Si la Commission européenne salue une avancée majeure, les associations de défense des droits de l'homme dénoncent un durcissement inacceptable. Elles craignent des détentions prolongées et une violation du droit d'asile. Plusieurs États membres, dont la France et l'Allemagne, ont exprimé des réserves sur la mise en œuvre pratique du texte.

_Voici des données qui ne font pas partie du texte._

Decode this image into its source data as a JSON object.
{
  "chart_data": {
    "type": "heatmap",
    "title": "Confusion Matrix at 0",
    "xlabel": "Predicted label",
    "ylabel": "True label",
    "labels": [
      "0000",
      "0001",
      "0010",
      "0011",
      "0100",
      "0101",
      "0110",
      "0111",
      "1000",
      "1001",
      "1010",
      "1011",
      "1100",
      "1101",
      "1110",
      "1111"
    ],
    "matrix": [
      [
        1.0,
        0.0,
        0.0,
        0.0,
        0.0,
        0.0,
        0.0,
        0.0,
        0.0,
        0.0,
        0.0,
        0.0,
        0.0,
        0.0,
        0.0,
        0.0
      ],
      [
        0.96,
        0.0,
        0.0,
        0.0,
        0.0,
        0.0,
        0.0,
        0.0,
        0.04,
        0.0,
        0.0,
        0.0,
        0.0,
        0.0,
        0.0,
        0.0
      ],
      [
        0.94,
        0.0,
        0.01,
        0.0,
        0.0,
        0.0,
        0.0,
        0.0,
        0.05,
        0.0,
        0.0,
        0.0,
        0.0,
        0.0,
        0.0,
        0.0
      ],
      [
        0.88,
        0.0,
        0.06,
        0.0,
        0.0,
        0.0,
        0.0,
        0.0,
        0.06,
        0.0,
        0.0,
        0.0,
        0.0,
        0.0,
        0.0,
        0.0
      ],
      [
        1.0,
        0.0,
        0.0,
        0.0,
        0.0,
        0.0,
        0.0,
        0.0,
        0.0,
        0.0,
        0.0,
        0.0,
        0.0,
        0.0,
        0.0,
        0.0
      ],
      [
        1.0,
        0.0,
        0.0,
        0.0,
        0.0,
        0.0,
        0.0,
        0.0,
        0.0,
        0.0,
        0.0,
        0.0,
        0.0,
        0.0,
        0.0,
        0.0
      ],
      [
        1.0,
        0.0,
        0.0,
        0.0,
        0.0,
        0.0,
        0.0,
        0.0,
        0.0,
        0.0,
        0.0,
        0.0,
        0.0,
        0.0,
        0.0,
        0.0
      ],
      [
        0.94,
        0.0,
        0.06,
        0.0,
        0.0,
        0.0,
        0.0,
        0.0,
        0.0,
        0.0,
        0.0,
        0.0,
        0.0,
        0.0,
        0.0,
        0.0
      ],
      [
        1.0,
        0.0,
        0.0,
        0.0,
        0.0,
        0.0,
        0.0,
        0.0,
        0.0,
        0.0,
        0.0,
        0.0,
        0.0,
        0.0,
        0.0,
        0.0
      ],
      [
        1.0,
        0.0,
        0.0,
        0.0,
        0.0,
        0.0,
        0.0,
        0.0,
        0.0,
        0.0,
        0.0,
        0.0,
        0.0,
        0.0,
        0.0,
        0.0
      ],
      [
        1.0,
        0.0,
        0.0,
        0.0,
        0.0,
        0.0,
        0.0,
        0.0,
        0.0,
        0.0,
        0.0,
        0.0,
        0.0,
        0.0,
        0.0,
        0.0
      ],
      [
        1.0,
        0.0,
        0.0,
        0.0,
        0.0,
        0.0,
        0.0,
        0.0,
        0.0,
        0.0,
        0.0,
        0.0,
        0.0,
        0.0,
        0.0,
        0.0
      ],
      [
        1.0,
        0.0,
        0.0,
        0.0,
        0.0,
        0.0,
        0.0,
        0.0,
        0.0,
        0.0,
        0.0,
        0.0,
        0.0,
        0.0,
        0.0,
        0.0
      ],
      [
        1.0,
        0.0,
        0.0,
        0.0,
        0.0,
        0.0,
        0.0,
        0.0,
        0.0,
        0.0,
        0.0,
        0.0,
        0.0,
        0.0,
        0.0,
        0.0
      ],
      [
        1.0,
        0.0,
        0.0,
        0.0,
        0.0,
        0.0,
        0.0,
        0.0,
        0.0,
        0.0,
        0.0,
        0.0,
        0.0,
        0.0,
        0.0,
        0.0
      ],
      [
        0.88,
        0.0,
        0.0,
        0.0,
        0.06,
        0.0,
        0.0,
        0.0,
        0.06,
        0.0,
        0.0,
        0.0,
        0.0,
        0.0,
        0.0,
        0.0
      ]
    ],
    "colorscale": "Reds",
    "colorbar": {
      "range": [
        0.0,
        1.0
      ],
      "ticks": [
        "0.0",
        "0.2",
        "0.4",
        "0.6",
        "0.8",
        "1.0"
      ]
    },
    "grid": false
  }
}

La réforme s'accompagne d'un renforcement des frontières extérieures, avec une augmentation des effectifs de Frontex et le déploiement de nouvelles technologies de surveillance. Les Vingt-Sept espèrent ainsi réduire les arrivées irrégulières, qui ont augmenté de 25% en 2025.

Un test pour la solidarité européenne

La mise en œuvre de cette réforme sera un test pour la solidarité entre États membres. Les pays méditerranéens, en première ligne, réclament un partage plus équitable des responsabilités. Le pacte migratoire, adopté en 2024, prévoyait déjà un mécanisme de solidarité obligatoire, mais son application reste inégale.

Les prochains mois seront décisifs pour évaluer l'efficacité de ces mesures. Bruxelles promet un suivi rigoureux et des ajustements si nécessaire. En attendant, les associations préparent des recours juridiques pour contester certaines dispositions.